36      Com efeito, a emissão de meios de franquia diferentes dos selos postais, como os distribuídos pela Asendia Spain, manifestamente não está abrangida pelo âmbito de aplicação material do referido artigo 8.o, que se refere apenas à colocação de marcos e caixas de correio na via pública, à emissão de selos postais e ao serviço de correio registado utilizado em procedimentos judiciais ou administrativos.

37      Esta conclusão é, aliás, confirmada pelo facto de, por um lado, uma vez que o referido artigo 8.o introduz uma exceção à regra de princípio constante do artigo 7.o, n.o 1, da Diretiva 97/67 e destinada a realizar o objetivo principal da Diretiva 2008/6, a saber, como resulta do seu próprio título, a plena realização do mercado interno dos serviços postais, o referido artigo 8.o deve ser objeto de interpretação estrita. Por outro lado, resulta do considerando 20 da Diretiva 97/67 que só por razões de ordem pública e de segurança pública, e não por qualquer outra razão relacionada com o financiamento do serviço universal, continua a competir aos Estados‑Membros designar nomeadamente uma ou mais entidades que têm o direito de emitir selos postais identificando o país de origem.

38      Resulta das considerações precedentes que há que responder à primeira questão prejudicial que o artigo 7.o, n.o 1, e o artigo 8.o da Diretiva 97/67 devem ser interpretados no sentido de que se opõem a uma legislação nacional, como a que está em causa no processo principal, que garante ao operador designado para a prestação do serviço postal universal um direito exclusivo para a distribuição de meios de franquia diferentes dos selos postais.

 Quanto às despesas

39      Revestindo o processo, quanto às partes na causa principal, a natureza de incidente suscitado perante o órgão jurisdicional de reenvio, compete a este decidir quanto às despesas. As despesas efetuadas pelas outras partes para a apresentação de observações ao Tribunal de Justiça não são reembolsáveis.

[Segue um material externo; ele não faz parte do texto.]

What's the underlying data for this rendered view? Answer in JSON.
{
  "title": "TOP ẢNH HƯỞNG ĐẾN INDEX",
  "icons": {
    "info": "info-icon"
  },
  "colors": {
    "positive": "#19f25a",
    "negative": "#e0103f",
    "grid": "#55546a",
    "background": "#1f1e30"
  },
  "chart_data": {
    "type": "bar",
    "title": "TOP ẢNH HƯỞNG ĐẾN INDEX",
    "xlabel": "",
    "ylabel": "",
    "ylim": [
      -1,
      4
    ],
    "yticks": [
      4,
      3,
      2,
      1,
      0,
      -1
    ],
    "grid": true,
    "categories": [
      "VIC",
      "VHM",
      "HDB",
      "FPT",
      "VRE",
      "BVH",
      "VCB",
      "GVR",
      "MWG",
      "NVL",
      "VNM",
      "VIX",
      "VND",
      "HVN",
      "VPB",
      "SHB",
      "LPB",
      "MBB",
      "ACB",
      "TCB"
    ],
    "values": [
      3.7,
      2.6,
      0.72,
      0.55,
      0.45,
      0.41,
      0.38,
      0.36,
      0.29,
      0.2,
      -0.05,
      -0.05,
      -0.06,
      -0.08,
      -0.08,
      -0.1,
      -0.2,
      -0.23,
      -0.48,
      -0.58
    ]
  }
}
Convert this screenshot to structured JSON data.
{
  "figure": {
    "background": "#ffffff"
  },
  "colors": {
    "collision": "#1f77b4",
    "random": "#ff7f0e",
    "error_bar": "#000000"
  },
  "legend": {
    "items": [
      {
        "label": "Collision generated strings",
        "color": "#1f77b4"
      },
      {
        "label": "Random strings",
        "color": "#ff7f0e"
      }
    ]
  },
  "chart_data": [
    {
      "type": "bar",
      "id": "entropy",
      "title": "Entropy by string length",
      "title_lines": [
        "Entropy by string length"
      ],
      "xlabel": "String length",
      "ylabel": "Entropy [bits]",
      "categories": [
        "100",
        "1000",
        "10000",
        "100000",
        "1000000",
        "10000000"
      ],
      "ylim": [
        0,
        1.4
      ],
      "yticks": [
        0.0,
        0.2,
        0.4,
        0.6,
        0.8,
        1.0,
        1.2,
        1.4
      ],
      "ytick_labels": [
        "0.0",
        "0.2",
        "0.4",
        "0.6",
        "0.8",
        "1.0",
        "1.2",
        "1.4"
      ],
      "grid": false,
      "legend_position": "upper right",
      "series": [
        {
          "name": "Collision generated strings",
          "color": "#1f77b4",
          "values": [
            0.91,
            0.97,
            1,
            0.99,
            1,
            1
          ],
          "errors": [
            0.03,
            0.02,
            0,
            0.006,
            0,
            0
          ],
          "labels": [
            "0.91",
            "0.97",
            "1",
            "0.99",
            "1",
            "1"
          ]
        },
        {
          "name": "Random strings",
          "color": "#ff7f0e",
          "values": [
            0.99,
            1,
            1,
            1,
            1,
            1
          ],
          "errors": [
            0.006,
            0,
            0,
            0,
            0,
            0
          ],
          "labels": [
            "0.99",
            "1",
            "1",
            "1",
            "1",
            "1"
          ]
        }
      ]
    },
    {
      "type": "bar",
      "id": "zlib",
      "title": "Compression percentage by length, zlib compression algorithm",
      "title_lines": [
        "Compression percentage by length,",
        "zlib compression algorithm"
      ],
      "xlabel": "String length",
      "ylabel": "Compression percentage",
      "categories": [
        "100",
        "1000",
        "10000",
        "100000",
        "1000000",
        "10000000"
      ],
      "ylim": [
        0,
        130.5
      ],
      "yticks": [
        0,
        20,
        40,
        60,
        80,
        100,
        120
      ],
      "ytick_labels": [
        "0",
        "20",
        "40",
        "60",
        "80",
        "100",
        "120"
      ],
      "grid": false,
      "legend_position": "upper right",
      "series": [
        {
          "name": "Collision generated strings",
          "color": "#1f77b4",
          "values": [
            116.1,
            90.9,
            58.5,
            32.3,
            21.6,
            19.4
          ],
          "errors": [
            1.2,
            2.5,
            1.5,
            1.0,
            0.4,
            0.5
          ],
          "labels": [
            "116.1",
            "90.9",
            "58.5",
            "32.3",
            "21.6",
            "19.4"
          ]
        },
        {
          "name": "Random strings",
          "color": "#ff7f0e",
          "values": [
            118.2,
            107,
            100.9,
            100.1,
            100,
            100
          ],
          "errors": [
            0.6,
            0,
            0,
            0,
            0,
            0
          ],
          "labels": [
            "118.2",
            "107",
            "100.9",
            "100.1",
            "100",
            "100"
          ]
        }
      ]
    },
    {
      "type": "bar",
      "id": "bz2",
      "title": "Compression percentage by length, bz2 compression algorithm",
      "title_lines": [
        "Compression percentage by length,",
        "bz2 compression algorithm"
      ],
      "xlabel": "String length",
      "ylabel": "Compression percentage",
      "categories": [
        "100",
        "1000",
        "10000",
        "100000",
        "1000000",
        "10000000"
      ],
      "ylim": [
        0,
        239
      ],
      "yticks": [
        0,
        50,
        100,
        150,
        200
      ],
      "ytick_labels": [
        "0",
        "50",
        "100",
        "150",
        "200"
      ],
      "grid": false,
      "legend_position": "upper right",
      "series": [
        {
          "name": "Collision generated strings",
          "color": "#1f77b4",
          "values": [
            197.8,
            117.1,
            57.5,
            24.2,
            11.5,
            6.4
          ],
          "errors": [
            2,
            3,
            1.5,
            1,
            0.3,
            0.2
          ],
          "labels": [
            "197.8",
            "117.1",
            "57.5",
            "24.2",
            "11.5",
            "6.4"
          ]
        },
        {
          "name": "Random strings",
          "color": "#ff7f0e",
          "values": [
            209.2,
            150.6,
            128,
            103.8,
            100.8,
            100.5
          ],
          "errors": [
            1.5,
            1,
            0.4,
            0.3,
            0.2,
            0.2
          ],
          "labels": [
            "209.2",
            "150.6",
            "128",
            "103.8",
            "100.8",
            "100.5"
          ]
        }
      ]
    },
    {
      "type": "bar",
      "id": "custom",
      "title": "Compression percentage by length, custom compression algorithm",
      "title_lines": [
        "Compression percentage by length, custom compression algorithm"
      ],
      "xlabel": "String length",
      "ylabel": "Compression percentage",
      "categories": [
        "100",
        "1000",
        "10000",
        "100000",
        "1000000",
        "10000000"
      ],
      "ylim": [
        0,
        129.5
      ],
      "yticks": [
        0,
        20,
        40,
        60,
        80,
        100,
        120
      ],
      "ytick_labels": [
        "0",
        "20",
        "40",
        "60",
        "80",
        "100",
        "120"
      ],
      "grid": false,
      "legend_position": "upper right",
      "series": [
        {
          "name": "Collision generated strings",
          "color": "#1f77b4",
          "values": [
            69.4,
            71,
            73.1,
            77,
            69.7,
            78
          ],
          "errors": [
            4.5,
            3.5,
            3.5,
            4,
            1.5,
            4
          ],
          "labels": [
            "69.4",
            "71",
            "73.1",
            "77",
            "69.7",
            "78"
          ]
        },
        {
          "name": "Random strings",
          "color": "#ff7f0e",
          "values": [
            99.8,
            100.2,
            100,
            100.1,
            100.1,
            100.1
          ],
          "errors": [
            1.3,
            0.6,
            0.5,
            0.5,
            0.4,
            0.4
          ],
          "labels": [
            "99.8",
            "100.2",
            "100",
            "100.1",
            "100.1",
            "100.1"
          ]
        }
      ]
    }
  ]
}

Pelos fundamentos expostos, o Tribunal de Justiça (Oitava Secção) declara:

O artigo 7.o, n.o 1, e o artigo 8.o da Diretiva 97/67/CE do Parlamento Europeu e do Conselho, de 15 de dezembro de 1997, relativa às regras comuns para o desenvolvimento do mercado interno dos serviços postais comunitários e a melhoria da qualidade de serviço, conforme alterada pela Diretiva 2008/6/CE do Parlamento Europeu e do Conselho, de 20 de fevereiro de 2008, devem ser interpretados no sentido de que se opõem a uma legislação nacional, como a que está em causa no processo principal, que garante ao operador designado para a prestação do serviço postal universal um direito exclusivo para a distribuição de meios de franquia diferentes dos selos postais.

Assinaturas


*      Língua do processo: espanhol.